Cuban dictator Fidel Castro reportedly left behind millions in private mansions, yachts, private islands, and even a personal cheese factory. While the Castro family has imposed a mandatory nine-day mourning period over Cuba, questions remain as to who will inherit the head of state’s fortune.

While fellow communists and assorted global leftist elites are using the occasion of his death to praise Fidel Castro as a hero of the poor, reports from both defectors within Castro’s world and journalists using publicly available information have estimated the Castro family fortune to be in the millions. The closest realistic number estimating Castro’s net worth appeared in the magazine Forbes in 2006, whose research found that Castro was hiding a $900 million fortune from his starving people.

“To be conservative, we don’t try to estimate any past profits he may have pocketed, though we have heard rumors of large stashes in Swiss bank accounts,” Forbes wrote at the time. “Castro, for the record disagrees, insisting his personal net worth is zero.”

In addition to government sources of revenue, many have speculated that his close ties to the Revolutionary Armed Forces of Colombia (FARC), a Marxist terrorist group that funds its activities with cocaine trafficking, has paid its tributes to Havana in order to continue to receive safe haven there.

Castro responded to that accusation with his own version of Richard Nixon’s Checkers speech, in which he “usurped regular TV programming for four hours” to claim that he has no real net worth and Forbes has no proof that he does. “If they can prove that I have a bank account abroad, with $900 million, with $1 million, $500,000, $100,000 or $1 in it, I will resign,” he railed. Castro stepped down from power in 2008.

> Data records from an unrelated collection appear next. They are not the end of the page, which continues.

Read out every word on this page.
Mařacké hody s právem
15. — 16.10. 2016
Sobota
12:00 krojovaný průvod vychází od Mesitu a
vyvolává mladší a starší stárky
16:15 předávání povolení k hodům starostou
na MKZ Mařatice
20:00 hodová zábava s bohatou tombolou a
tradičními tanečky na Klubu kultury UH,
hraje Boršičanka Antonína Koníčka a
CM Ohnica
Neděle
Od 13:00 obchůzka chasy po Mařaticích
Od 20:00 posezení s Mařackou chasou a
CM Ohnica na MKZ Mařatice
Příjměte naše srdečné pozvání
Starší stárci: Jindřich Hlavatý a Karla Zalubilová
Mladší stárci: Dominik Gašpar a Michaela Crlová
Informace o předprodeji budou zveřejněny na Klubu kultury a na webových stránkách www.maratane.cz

While Forbes‘s account never provided any details, a tell-all book by a former Castro bodyguard shed light on some of the most eccentric aspects of the Castro fortune. According to Juan Reinaldo Sánchez in his book, The Double Life of Fidel Castro, Castro owned over twenty mansions. The Spanish newspaper ABC lists some other assets Castro owned as detailed in the book: a private island, a dolphinarium, a literal gold mine, a heliport, and a personal cheese factory.

Who will receive this fortune remains a mystery. Castro has at least two living siblings — dictator Raúl and his sister Juanita, who lives in Miami and refers to her brother as a “monster.” He is known to have sired at least nine children; the most prominent, Alina Fernández, is herself a Cuban exile who has dedicated her career to exposing his abysmal human rights record. Many of his children remain on the island, however — including his first-born, Fidelito — as does Dalia Soto del Valle, a woman rumored to have married Castro in private. This clan has now become Raúl Castro’s problem.

“It would be terrible if Fidel’s children started to complain that they were broke, that they had been abandoned by their father’s revolution,” a former top aide to Raúl Castro told the Miami Herald. Yet they must now compete with Raúl Castro’s son, Alejandro, and son-in-law Luis Alberto Fernandez Lopez-Callejas, for power. Both of Raúl’s close relatives are high-ranking Communist Party officials, unlike anyone in Fidel Castro’s immediate family.